La condotta terapeutica
Dal momento della diagnosi la paziente è stata posta in terapia anticoagulante, inizialmente con eparina a basso peso molecolare.
Per consentire la prosecuzione della terapia dialitica è stato posizionato un catetere venoso temporaneo in vena femorale e veniva impiantato un catetere peritoneale per il successivo futuro dialitico.
La terapia con eparina a basso peso molecolare veniva quindi embricata con anticoagulazione orale e il CVC giugulare, che anche all’ecocardiografia risultava svincolato dalla massa atriale, rimosso senza complicanze.

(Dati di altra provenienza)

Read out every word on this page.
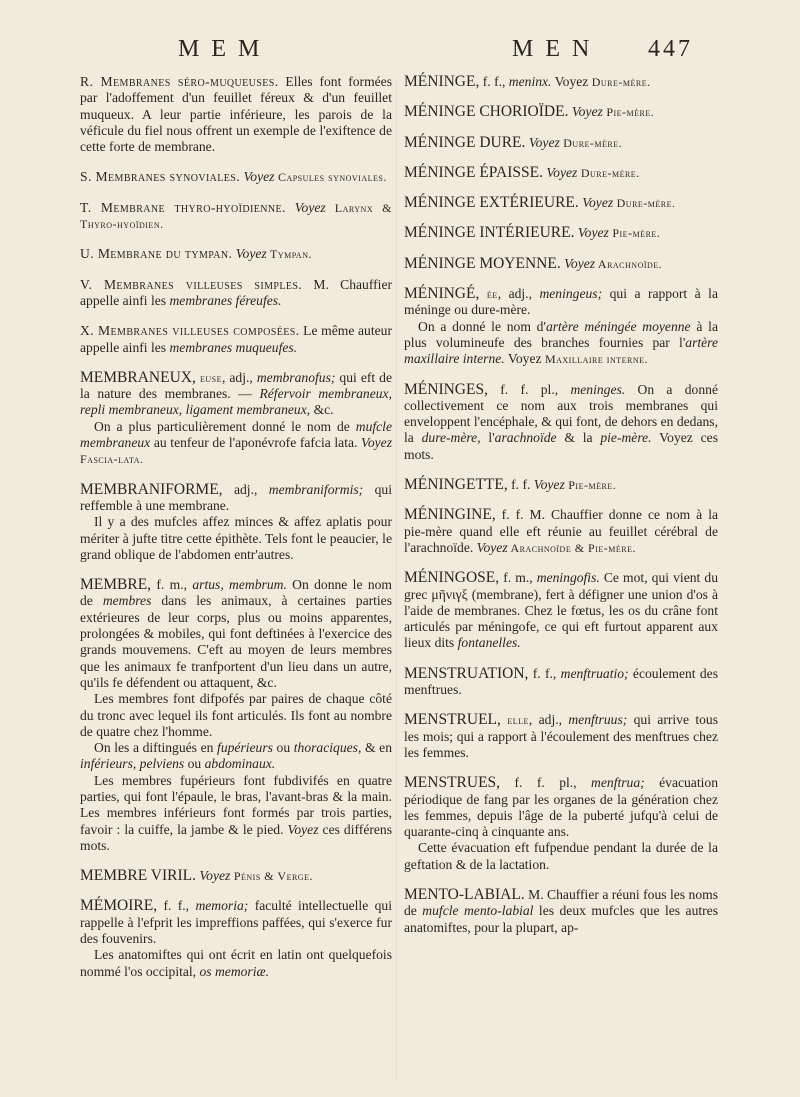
M E M	M E N 447

R. Membranes séro-muqueuses. Elles font formées par l'adoffement d'un feuillet féreux & d'un feuillet muqueux. A leur partie inférieure, les parois de la véficule du fiel nous offrent un exemple de l'exiftence de cette forte de membrane.

S. Membranes synoviales. Voyez Capsules synoviales.

T. Membrane thyro-hyoïdienne. Voyez Larynx & Thyro-hyoïdien.

U. Membrane du tympan. Voyez Tympan.

V. Membranes villeuses simples. M. Chauffier appelle ainfi les membranes féreufes.

X. Membranes villeuses composées. Le même auteur appelle ainfi les membranes muqueufes.

MEMBRANEUX, euse, adj., membranofus; qui eft de la nature des membranes. — Réfervoir membraneux, repli membraneux, ligament membraneux, &c.

On a plus particulièrement donné le nom de mufcle membraneux au tenfeur de l'aponévrofe fafcia lata. Voyez Fascia-lata.

MEMBRANIFORME, adj., membraniformis; qui reffemble à une membrane.

Il y a des mufcles affez minces & affez aplatis pour mériter à jufte titre cette épithète. Tels font le peaucier, le grand oblique de l'abdomen entr'autres.

MEMBRE, f. m., artus, membrum. On donne le nom de membres dans les animaux, à certaines parties extérieures de leur corps, plus ou moins apparentes, prolongées & mobiles, qui font deftinées à l'exercice des grands mouvemens. C'eft au moyen de leurs membres que les animaux fe tranfportent d'un lieu dans un autre, qu'ils fe défendent ou attaquent, &c.

Les membres font difpofés par paires de chaque côté du tronc avec lequel ils font articulés. Ils font au nombre de quatre chez l'homme.

On les a diftingués en fupérieurs ou thoraciques, & en inférieurs, pelviens ou abdominaux.

Les membres fupérieurs font fubdivifés en quatre parties, qui font l'épaule, le bras, l'avant-bras & la main. Les membres inférieurs font formés par trois parties, favoir : la cuiffe, la jambe & le pied. Voyez ces différens mots.

MEMBRE VIRIL. Voyez Pénis & Verge.

MÉMOIRE, f. f., memoria; faculté intellectuelle qui rappelle à l'efprit les impreffions paffées, qui s'exerce fur des fouvenirs.

Les anatomiftes qui ont écrit en latin ont quelquefois nommé l'os occipital, os memoriæ.

MÉNINGE, f. f., meninx. Voyez Dure-mère.

MÉNINGE CHORIOÏDE. Voyez Pie-mère.

MÉNINGE DURE. Voyez Dure-mère.

MÉNINGE ÉPAISSE. Voyez Dure-mère.

MÉNINGE EXTÉRIEURE. Voyez Dure-mère.

MÉNINGE INTÉRIEURE. Voyez Pie-mère.

MÉNINGE MOYENNE. Voyez Arachnoïde.

MÉNINGÉ, ée, adj., meningeus; qui a rapport à la méninge ou dure-mère.

On a donné le nom d'artère méningée moyenne à la plus volumineufe des branches fournies par l'artère maxillaire interne. Voyez Maxillaire interne.

MÉNINGES, f. f. pl., meninges. On a donné collectivement ce nom aux trois membranes qui enveloppent l'encéphale, & qui font, de dehors en dedans, la dure-mère, l'arachnoïde & la pie-mère. Voyez ces mots.

MÉNINGETTE, f. f. Voyez Pie-mère.

MÉNINGINE, f. f. M. Chauffier donne ce nom à la pie-mère quand elle eft réunie au feuillet cérébral de l'arachnoïde. Voyez Arachnoïde & Pie-mère.

MÉNINGOSE, f. m., meningofis. Ce mot, qui vient du grec μῆνιγξ (membrane), fert à défigner une union d'os à l'aide de membranes. Chez le fœtus, les os du crâne font articulés par méningofe, ce qui eft furtout apparent aux lieux dits fontanelles.

MENSTRUATION, f. f., menftruatio; écoulement des menftrues.

MENSTRUEL, elle, adj., menftruus; qui arrive tous les mois; qui a rapport à l'écoulement des menftrues chez les femmes.

MENSTRUES, f. f. pl., menftrua; évacuation périodique de fang par les organes de la génération chez les femmes, depuis l'âge de la puberté jufqu'à celui de quarante-cinq à cinquante ans.

Cette évacuation eft fufpendue pendant la durée de la geftation & de la lactation.

MENTO-LABIAL. M. Chauffier a réuni fous les noms de mufcle mento-labial les deux mufcles que les autres anatomiftes, pour la plupart, ap-
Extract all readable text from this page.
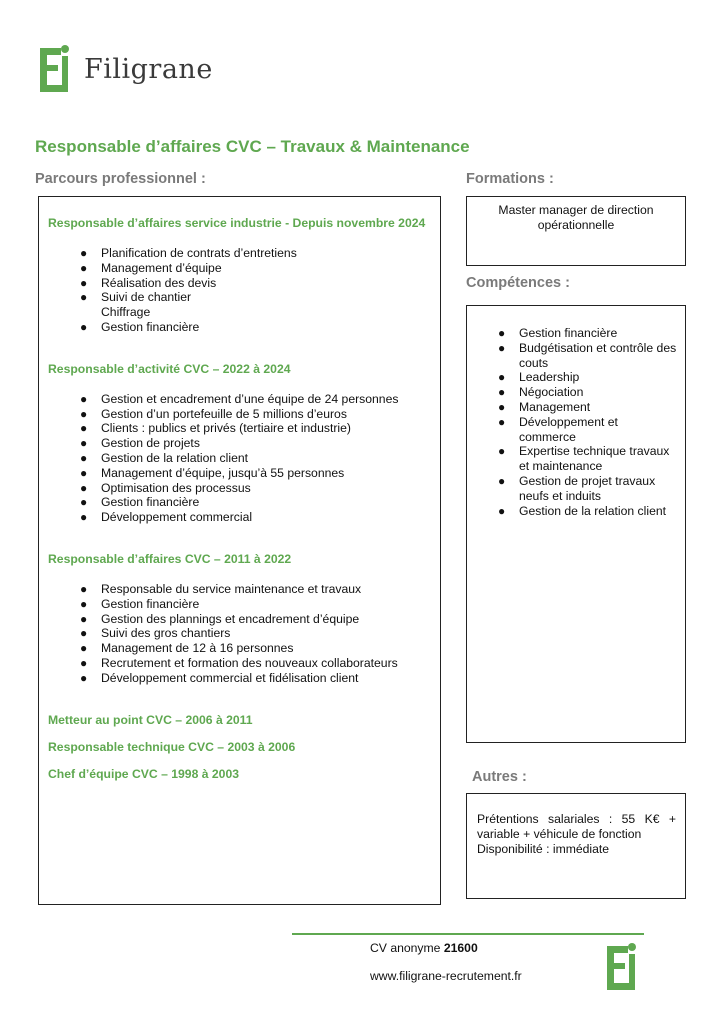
Filigrane
Responsable d’affaires CVC – Travaux & Maintenance
Parcours professionnel :	Formations :
Compétences :
Autres :

Responsable d’affaires service industrie - Depuis novembre 2024

● Planification de contrats d’entretiens
● Management d’équipe
● Réalisation des devis
● Suivi de chantier
Chiffrage
● Gestion financière

Responsable d’activité CVC – 2022 à 2024

● Gestion et encadrement d’une équipe de 24 personnes
● Gestion d’un portefeuille de 5 millions d’euros
● Clients : publics et privés (tertiaire et industrie)
● Gestion de projets
● Gestion de la relation client
● Management d’équipe, jusqu’à 55 personnes
● Optimisation des processus
● Gestion financière
● Développement commercial

Responsable d’affaires CVC – 2011 à 2022

● Responsable du service maintenance et travaux
● Gestion financière
● Gestion des plannings et encadrement d’équipe
● Suivi des gros chantiers
● Management de 12 à 16 personnes
● Recrutement et formation des nouveaux collaborateurs
● Développement commercial et fidélisation client

Metteur au point CVC – 2006 à 2011

Responsable technique CVC – 2003 à 2006

Chef d’équipe CVC – 1998 à 2003

Master manager de direction
opérationnelle
● Gestion financière
● Budgétisation et contrôle des
couts
● Leadership
● Négociation
● Management
● Développement et
commerce
● Expertise technique travaux
et maintenance
● Gestion de projet travaux
neufs et induits
● Gestion de la relation client
Prétentions salariales : 55 K€ +
variable + véhicule de fonction
Disponibilité : immédiate
CV anonyme 21600
www.filigrane-recrutement.fr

La paziente veniva quindi dimessa a domicilio con l’indicazione a proseguire la terapia anticoagulante con target INR 2-3 e seguita ambulatoriamente per mezzo di ecocardiografie seriate.
A distanza di 5 settimane dall’inizio della terapia anticoagulante si documentava la completa scomparsa della massa atriale. La paziente iniziava la terapia dialitica peritoneale e non si sono verificate ulteriori complicanze fino al trapianto renale da donatore vivente tuttora ben funzionante.
Conclusioni
A seguito di una recente revisione della letteratura, Stavroulopoulos A [1] ha proposto un algoritmo terapeutico (Figura 2) per i pazienti con trombosi atriale destra correlata a cateterismo venoso centrale per dialisi
Il cardine di questo algoritomo è la rimozione del catetere associato ad una terapia anticoagulante (sia orale che con LMWH) da mantenere per lungo tempo (fino a sei mesi o a completa risoluzione del trombo) relegando la trombectomia chirurgica solo in quei casi con trombi di dimensioni superiori a 6 cm o nel caso di complicanze durante la terapia medica.
Pur non conoscendo inizialmente questo lavoro, la nostra paziente è stata gestita proprio in questo modo ottenendo la completa risoluzione del trombo a fornire una indiretta conferma all’algoritmo sopra citato.
Il caso ci è sembrato interessante per la relativa rarità ma anche perchè l’uso sempre più frequente di cateteri venosi centrali come accesso vascolare e dell’ecocardiografia come indagine diagnostica nei pazienti emodializzati, potrebbe portare in futuro ad un maggior riscontro di questa condizione.
Da ultimo la paziente era portatrice di un CVC temporaneo da 3 mesi. Come suggerito da Weijmer MC [2] (full text)ed in linea con la maggior parte delle linee guida i cateteri temporanei sono gravati da maggiori complicanze rispetto ai cateteri a permanenza già dopo poche settimane. Una sostituzione precoce con un catetere permanente meno traumatizzante e trombogenico avrebbe forse potuto evitatre questa complicanza.